Compatibility between different datasets in a global fit is essential for determining whether a chosen model adequately describes the data. In a 3+1 sterile neutrino global fit, long-standing tensions between datasets sensitive to $\nu_e$ appearance and $\nu_e/\nu_\mu$ disappearance indicate a failure of the model to explain the observed data, despite an overall $>5\sigma$ improvement over the $3\nu$ Standard Model (SM) based on a $\chi^2$ fit. Overall, a global preference for the 3+1 sterile-neutrino hypothesis with significant tension between experiments motivates consideration of more complex models, but these are currently computationally prohibitive to evaluate. This paper is the third in a series aimed at reducing computational cost by developing a Simulation-Based Inference (SBI) framework for global fits.

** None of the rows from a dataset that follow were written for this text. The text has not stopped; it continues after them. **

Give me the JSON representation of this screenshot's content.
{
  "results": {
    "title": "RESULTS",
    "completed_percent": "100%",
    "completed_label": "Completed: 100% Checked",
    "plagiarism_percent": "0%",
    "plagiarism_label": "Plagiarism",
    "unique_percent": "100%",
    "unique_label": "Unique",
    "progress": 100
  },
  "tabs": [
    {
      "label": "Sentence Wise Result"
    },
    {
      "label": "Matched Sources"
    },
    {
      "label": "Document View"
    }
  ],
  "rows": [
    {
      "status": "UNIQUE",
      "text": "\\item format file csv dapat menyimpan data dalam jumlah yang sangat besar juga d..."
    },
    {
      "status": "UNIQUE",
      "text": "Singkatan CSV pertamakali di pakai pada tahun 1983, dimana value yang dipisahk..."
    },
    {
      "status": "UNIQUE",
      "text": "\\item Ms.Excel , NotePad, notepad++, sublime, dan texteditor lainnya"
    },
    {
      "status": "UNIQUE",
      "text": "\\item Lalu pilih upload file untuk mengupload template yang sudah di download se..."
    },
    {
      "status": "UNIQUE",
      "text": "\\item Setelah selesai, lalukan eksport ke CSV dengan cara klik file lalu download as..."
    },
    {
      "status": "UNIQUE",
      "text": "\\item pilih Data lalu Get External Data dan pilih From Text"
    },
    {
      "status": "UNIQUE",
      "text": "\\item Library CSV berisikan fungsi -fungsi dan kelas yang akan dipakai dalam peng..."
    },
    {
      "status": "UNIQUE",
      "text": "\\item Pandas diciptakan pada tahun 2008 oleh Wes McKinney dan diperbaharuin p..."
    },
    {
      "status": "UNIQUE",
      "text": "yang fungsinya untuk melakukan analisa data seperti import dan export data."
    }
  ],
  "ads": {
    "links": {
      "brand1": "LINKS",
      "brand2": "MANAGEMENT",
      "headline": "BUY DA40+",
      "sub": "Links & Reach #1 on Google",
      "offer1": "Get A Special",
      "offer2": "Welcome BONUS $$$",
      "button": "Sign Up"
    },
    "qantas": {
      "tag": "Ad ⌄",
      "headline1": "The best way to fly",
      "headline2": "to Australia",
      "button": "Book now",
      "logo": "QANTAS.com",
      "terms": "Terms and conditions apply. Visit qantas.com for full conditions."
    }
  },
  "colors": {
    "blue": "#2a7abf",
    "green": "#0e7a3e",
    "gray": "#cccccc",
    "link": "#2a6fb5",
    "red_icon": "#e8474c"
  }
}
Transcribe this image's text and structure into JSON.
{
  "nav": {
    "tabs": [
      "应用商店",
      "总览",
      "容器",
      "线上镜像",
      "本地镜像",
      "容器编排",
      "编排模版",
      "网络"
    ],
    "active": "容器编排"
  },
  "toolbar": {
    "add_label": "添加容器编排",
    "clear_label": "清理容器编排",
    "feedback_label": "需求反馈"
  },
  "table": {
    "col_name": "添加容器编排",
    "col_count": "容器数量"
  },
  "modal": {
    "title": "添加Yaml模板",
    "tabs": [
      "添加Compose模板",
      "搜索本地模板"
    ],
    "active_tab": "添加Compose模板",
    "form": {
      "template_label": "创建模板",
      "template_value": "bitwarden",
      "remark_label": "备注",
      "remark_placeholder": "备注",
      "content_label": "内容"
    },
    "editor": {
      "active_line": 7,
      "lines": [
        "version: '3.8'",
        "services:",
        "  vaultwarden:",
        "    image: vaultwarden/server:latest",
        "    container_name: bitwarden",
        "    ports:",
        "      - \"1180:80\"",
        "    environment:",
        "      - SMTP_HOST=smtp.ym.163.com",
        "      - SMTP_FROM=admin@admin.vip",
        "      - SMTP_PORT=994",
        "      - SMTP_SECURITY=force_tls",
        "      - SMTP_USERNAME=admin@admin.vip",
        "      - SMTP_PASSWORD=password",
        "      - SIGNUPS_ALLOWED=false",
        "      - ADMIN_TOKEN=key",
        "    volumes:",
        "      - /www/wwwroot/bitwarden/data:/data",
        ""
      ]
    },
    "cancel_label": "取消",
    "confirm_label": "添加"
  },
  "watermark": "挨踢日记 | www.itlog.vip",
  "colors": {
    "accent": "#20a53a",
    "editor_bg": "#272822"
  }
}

Previous papers focused on rapidly fitting the data sets using frequentist (Feldman-Cousins) and Bayesian approaches, while in this work, we formalize a definition of tension within the SBI framework. As an example, we perform a full 3+1 fit to the charged-current quasi-elastic neutrino data from the MiniBooNE experiment and the inclusive neutrino data from the MicroBooNE experiment, located on the same beamline. Using experiment-supplied systematics as is, we find these data sets favor 3+1 at $3.6\sigma$ and $1.8\sigma$ respectively, while the tension between the two is $3.3\sigma$, when fit with the SBI procedure. After correcting for normalization differences between data and Monte Carlo in the MicroBooNE $\nu_\mu$ samples, the tension relaxes to $2.2\sigma$, indicating reduced but non-negligible disagreement. The observed tension may reflect both limitations of the 3+1 model in describing the datasets and the presence of systematic effects that impact the experiments differently.